Solutions for balancing availability and security patching within GKE
Ensure that your clusters are in a release channel, which are Google-managed rollout policies allowing customers to choose the appropriate, relevant upgrade path for them. The channels automatically maintain customer clusters with new Kubernetes features and security and bug fixes. Of the three available release channels (Rapid, Regular, and Stable), Google Cloud recommends the Regular channel for a useful balance between security patch speed and availability. Still, security fixes are automatically published and patched in all three channels in due time.
Use regularly-occurring maintenance windows (specifying when environment upgrades are allowed), of proper duration, to ensure that nodes are patched when production processing permits. (However, short maintenance windows may be insufficient for large clusters, to fully complete patching in one cycle).
Use maintenance exclusion windows (MEW, specifying when environment upgrades are prohibited), to prevent patching from occurring during non-interruptible work periods. The timeframe for the exclusion, as well as its scope, can be specified. For example, a given minor version can continue to be updated, but migrating to a newer minor version – where, for instance, API functionality could change — can be excluded via a MEW.
The default node pool patching method is surge upgrade, as before. If using surge upgrade for very large clusters, consider increasing the maxSurge parameter beyond the default of 1. More than one node will be patched simultaneously, allowing for faster node fleet patching. If the deployed application(s) can also withstand some disruption during patching, increase the maxUnavailable parameter beyond its default 0. This might take down some production nodes — which by definition, should be tolerable — but will also finish the patching faster.
For stateful and similar workloads, set a Pod Disruption Budget (PDB). Pods are subtasks of a workload running within a node. Setting an appropriate PDB will ensure that for session-based and similar applications, the “minimum available” pods specified in the Budget will continue executing–while the patching is occurring. The Termination Grace Period can be increased if necessary (the default is 30 seconds) to ensure that as pods get shutdown during the patching process a sufficient amount of time is allotted for a graceful shutdown of workload tasks, if needed.
For additional production workload availability, customers should set up regional clusters rather than zonal clusters when creating their GKE environment. While a zonal cluster is being patched, access to the Kubernetes API is not available, which can impact production applications dependent upon it. Regional clusters don’t have this limitation, however.
The zonal cluster has only one control plane, the software infrastructure managing the Kubernetes cluster. While the zonal cluster is patched, the Kubernetes API cannot be used, as the API’s manager (the control plane) is unavailable. Regional clusters, in contrast, have control plane redundancy of three – and when they are patched, one control plane will be unavailable, while the others will be available. The available control planes will, among other functionality, keep the Kubernetes API operating.
Use the security posture dashboard (SPD), currently in Public Preview, to find various security concerns with your clusters. Through the SPD, vulnerability scans looking for workload misconfigurations, or CVEs in the OS images used on nodes, can be initiated–and the results provided in a dashboard.

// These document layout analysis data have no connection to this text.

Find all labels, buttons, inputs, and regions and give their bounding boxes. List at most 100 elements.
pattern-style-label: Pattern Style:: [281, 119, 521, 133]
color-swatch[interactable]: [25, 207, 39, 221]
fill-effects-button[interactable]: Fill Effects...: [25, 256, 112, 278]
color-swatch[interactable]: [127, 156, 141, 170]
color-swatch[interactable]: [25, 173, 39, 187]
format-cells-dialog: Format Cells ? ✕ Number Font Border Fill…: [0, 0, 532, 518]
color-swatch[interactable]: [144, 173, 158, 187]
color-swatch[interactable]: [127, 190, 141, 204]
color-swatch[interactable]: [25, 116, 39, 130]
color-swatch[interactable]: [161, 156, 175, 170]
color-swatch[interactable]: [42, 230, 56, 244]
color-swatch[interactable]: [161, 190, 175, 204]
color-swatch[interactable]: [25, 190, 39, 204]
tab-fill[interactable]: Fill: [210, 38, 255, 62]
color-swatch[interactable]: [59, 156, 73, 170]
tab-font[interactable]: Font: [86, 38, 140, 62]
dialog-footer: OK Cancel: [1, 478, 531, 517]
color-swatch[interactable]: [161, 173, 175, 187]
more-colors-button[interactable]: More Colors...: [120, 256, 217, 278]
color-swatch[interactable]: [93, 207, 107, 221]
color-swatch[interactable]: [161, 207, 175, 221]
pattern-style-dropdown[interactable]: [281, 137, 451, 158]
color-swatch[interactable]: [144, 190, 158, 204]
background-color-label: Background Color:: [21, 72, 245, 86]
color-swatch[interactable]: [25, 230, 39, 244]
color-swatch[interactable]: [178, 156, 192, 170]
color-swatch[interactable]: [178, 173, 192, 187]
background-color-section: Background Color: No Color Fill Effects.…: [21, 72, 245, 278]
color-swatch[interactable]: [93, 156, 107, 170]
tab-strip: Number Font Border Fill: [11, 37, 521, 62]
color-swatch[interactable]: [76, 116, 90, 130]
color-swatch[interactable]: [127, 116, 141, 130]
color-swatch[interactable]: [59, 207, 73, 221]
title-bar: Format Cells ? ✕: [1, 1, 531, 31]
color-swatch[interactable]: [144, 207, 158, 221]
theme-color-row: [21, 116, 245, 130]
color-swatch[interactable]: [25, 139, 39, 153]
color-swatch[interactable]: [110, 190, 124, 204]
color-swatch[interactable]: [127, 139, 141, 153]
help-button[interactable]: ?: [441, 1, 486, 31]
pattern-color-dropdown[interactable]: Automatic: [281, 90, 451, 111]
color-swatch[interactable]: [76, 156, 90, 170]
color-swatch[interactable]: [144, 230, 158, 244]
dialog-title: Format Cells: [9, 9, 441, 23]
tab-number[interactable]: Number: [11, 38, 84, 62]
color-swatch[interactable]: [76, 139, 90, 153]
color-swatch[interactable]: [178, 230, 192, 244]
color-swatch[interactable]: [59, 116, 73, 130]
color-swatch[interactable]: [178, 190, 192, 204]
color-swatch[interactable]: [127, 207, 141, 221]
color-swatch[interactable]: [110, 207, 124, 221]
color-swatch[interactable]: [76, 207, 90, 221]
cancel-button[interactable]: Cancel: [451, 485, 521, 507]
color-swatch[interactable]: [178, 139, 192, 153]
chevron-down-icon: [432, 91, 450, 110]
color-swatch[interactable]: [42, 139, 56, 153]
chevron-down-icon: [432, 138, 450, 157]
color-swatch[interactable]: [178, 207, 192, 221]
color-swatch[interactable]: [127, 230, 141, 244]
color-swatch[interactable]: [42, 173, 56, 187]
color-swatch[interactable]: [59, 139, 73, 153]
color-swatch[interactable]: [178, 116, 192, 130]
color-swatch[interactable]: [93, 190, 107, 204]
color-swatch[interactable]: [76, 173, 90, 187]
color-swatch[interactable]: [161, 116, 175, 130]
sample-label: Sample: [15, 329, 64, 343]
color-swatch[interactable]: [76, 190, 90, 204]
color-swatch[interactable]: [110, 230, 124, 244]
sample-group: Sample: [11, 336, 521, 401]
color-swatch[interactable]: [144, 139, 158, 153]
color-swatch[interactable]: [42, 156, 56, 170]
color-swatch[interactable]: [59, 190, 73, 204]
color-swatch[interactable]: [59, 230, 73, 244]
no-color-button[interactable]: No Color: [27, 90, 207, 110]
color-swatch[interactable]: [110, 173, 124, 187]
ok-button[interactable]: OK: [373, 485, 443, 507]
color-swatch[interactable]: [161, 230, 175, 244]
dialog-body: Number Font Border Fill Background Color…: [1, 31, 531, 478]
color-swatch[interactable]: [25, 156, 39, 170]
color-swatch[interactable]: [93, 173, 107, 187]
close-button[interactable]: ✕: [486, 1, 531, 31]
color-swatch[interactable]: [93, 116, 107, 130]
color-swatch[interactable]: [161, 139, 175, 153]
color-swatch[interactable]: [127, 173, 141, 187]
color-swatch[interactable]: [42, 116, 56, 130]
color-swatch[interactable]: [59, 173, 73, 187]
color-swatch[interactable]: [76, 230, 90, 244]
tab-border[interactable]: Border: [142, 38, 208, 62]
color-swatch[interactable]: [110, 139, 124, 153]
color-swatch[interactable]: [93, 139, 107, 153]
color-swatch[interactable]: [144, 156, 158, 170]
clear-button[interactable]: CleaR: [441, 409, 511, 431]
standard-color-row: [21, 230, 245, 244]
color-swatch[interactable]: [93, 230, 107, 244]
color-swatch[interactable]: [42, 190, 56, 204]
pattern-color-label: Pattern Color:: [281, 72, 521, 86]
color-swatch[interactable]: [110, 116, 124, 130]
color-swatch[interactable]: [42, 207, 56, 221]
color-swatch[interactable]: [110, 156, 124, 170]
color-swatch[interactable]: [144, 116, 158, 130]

Vulnerability scan results are also placed into Cloud Logging for additional reportability.
Utilize various notification services for additional security awareness regarding your clusters. View deprecation insights and recommendations to determine which APIs or other GKE features will be changing in the future, including suggestions how to mitigate the changes within your environment. Subscribe to the GKE pub/sub to receive security bulletins and patch release information tailored to the specific cluster versions you’re running. Both notifications can be used for planning and change management purposes.